Not long after graduating, Sierra Welter moved to Arkansas where she found herself at a place called Lake Dardanelle swimming with friends. There, she lost her beloved class ring to the murky waters.
"I freaked out," Welter said. "I actually bawled my eyes out over it that night."
She was so upset because that ring was much more than a piece of jewelry: it was a piece of her heart.
The ring was one of the very last gifts given to her by her mother who passed away a few years later.
"The ring is one of the few things that I have left of her," said Welter. "It means a lot to me."
Fast forward six years to the day after Labor Day in 2020.
Tom Williamson was out with his metal detector at Lake Dardanelle and
somehow he came across that ring.
"The biggest thing I ever found before was a set of gold teeth," said Williamson. "I've always wanted to find a class ring that I could return to the owner. It was on my bucket list. You can miss them by two inches and the metal detector won't pick it up. Luckily, I went across that one."
A quick Google search found two Oak Harbor High Schools in the United States, but only one had the same mascot as the one on the ring.
Williamson contacted the school district and checked the box on his bucket list.
He mailed the ring to the school district, but it was so dirty it had to be cleaned and polished before anyone could make out what other clues it might hold.

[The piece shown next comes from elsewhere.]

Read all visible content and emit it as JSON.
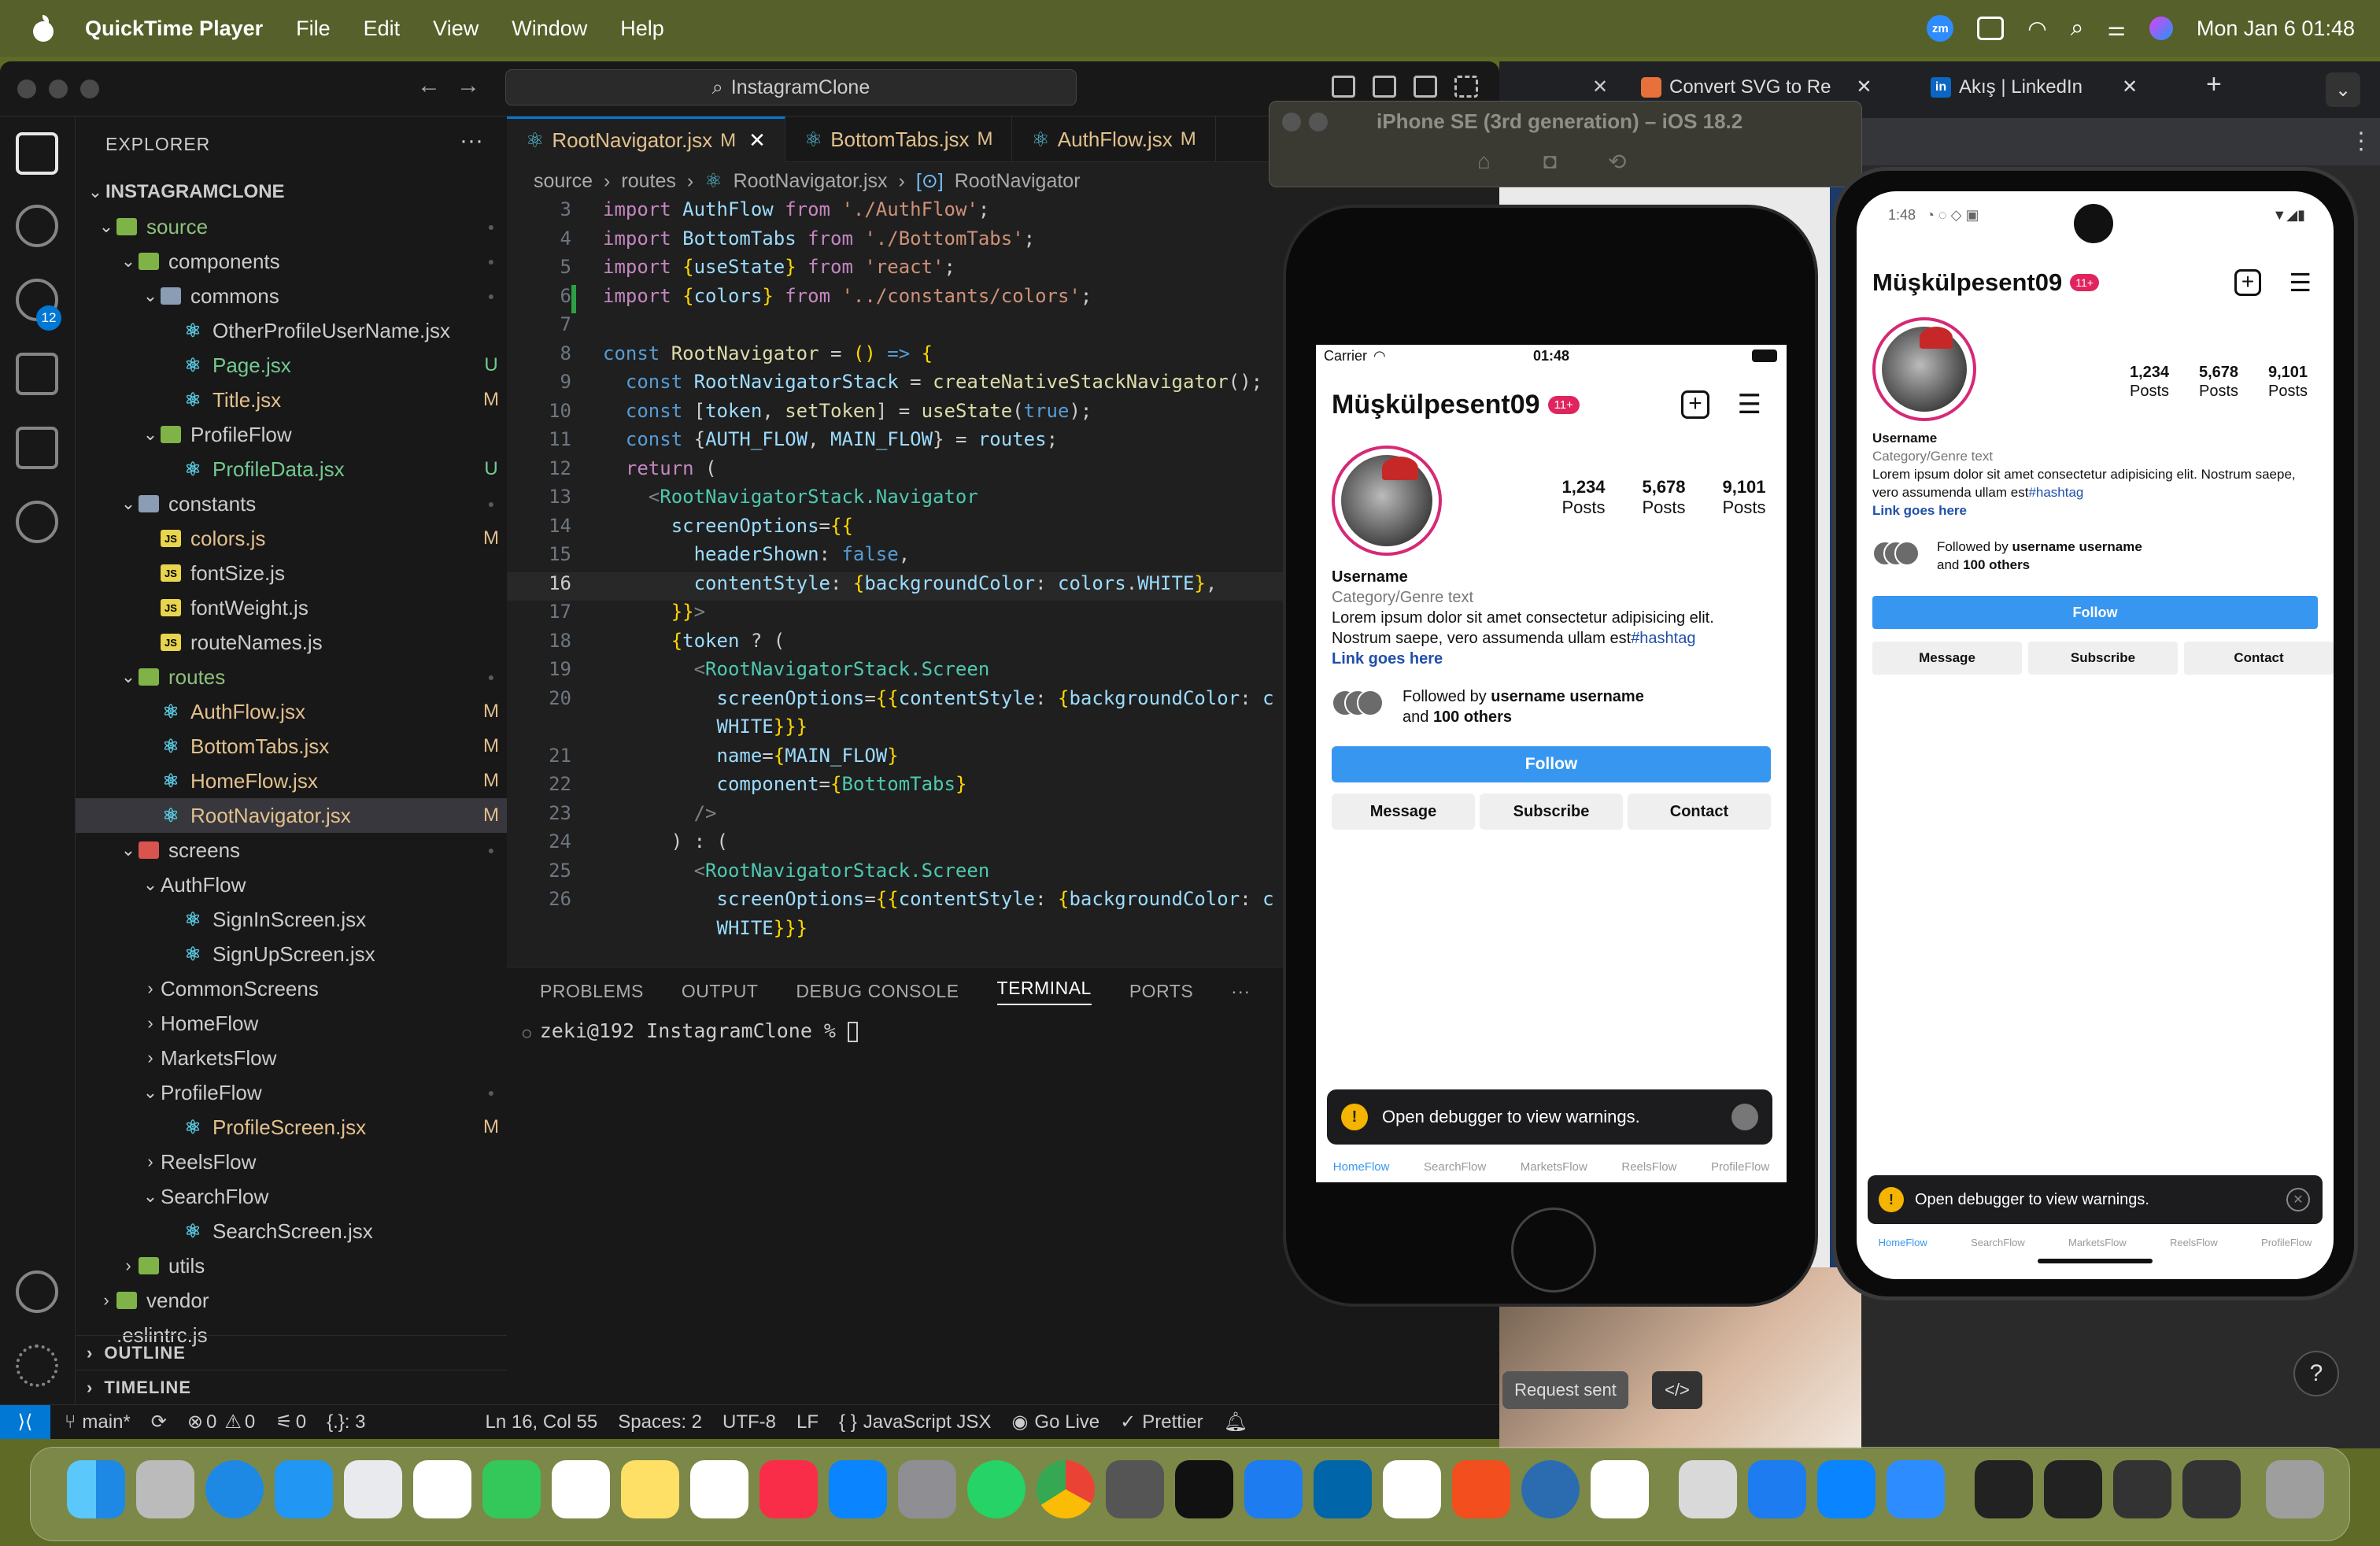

They discovered the name "Sierra" carved into the side, but no last name.
Staffers Tonya Mays and April Williamson-Stachause did some online sleuthing and checked the 2010 class lists.
They found one Sierra.
Mays looked her up on Facebook, and reached out but never heard back.
Williamson-Stachause continued to search and found that in a post Welter mentioned a second Facebook account.
Mays reached out again. Welter responded immediately and confirmed she lost a ring in Lake Dardanelle.
The ring was shipped Friday with a picture of school staff and a Whidbey Island car sticker.
Now, Welter can hold a piece of her mother once again.
"I'm just in awe. I'm so grateful that somebody took the time to research where it even came from in the first place to return it back," she said. "It's definitely a precious reminder of my mom."
Williamson is grateful he happened to point his metal detector in the right direction that day but admits he's hoping for some good karma to come from his good deed.